Somehow I got it into my head that I wanted fish tacos for dinner. I went to one of the local Mexican restaurants to see if they made them...no luck. So I had to go to the store and gather up all of the necessities to make them at home.
The usual suspects....
For the Pico de Gallo:
5 roma tomatoes, diced
1/2 red onion, minced
2 tablespoons chopped fresh cilantro
1/2 jalapeno pepper, seeded and minced
1/2 lime, juiced
1 large clove garlic, minced
1 pinch ground cumin
salt and pepper to taste
Directions:
Stir the tomatoes, onion, cilantro, jalapeno pepper, lime juice, garlic, cumin, salt and pepper together in a bowl. Refrigerate at least 3 hours before serving.
For the Fish:
1 pound tilapia
2 Tbsp olive oil
2 Tbsp fresh squeezed lime juice
Salt and pepper to taste
For the Chipotle Sauce:
1/2 cup Chobani plain nonfat Greek yogurt
2 Tbsp mayonnaise
2 tsp. chipotle peppers in adobo sauce, finely minced
8 (6-inch) corn tortillas
1 1/2 cups of cole slaw mix (shredded cabbage)

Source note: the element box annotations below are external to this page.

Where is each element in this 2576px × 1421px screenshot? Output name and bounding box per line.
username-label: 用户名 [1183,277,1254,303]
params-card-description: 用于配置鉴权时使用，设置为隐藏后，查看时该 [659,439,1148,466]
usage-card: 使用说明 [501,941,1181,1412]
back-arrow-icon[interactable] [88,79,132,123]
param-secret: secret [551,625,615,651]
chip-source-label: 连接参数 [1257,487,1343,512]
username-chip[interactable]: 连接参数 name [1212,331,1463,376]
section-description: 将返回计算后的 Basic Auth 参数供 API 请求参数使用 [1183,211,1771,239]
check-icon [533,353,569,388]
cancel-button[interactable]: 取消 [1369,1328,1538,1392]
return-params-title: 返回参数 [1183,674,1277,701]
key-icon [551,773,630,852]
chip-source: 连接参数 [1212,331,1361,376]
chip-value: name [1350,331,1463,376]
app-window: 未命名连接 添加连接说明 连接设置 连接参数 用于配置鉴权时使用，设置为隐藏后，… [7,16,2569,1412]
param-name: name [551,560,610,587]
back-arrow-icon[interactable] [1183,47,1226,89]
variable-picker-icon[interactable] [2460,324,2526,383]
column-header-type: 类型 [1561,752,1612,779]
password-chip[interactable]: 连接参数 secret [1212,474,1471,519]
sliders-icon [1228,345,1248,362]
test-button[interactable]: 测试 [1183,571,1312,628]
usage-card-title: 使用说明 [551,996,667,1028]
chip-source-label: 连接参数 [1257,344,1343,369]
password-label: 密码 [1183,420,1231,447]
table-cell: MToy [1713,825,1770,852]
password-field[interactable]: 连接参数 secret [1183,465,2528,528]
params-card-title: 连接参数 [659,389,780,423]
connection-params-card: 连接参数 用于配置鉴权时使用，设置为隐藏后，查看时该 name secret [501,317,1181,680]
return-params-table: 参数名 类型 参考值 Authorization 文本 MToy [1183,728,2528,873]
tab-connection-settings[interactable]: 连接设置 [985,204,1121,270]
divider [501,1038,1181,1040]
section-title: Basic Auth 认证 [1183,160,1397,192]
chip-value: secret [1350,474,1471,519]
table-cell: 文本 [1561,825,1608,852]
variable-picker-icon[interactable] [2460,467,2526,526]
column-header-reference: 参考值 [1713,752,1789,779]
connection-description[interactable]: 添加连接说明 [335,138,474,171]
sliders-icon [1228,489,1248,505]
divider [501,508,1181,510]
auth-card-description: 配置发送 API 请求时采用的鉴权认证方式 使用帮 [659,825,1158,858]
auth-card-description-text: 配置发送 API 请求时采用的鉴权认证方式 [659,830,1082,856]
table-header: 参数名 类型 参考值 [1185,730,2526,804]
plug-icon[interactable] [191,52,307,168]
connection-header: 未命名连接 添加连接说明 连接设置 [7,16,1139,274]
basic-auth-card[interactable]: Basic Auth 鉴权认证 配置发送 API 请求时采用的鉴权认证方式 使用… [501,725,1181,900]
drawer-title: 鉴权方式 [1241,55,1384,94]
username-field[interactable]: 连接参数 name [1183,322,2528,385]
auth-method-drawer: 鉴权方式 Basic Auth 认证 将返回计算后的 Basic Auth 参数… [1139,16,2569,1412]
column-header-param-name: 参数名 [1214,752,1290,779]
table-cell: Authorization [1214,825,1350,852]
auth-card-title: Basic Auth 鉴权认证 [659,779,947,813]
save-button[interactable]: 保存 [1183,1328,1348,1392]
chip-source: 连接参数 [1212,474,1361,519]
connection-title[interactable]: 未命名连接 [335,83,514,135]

1/2 cup corn kernels (thawed)
1/4 cup of cilantro, chopped
Directions:
In a small bowl combine olive oil, lime juice and salt and pepper. Drizzle over the fish and marinate for 20 minutes.
In a small bowl combine the yogurt, mayo and chipotle and adobo sauce. Set aside.
Remove the fish from the marinade and fry in a nonstick pan that has been sprayed with non stick cooking spray. Cook approximately 3 minutes per side.
Then set the fish aside on a plate.
Heat the tortillas on a grill or in the pan for about 30 seconds or til they are warmed through, but not cooked hard.
Flake fish with a fork. Top each tortilla with 1 tablespoon of chipotle sauce. Top with fish, cabbage, corn and Pico de Gallo. Sprinkle with cilantro. (optional)
I served it with refried beans topped with some shredded colby jack cheese. I was very pleased with how it came out....and even Jim loved it, and that's saying something!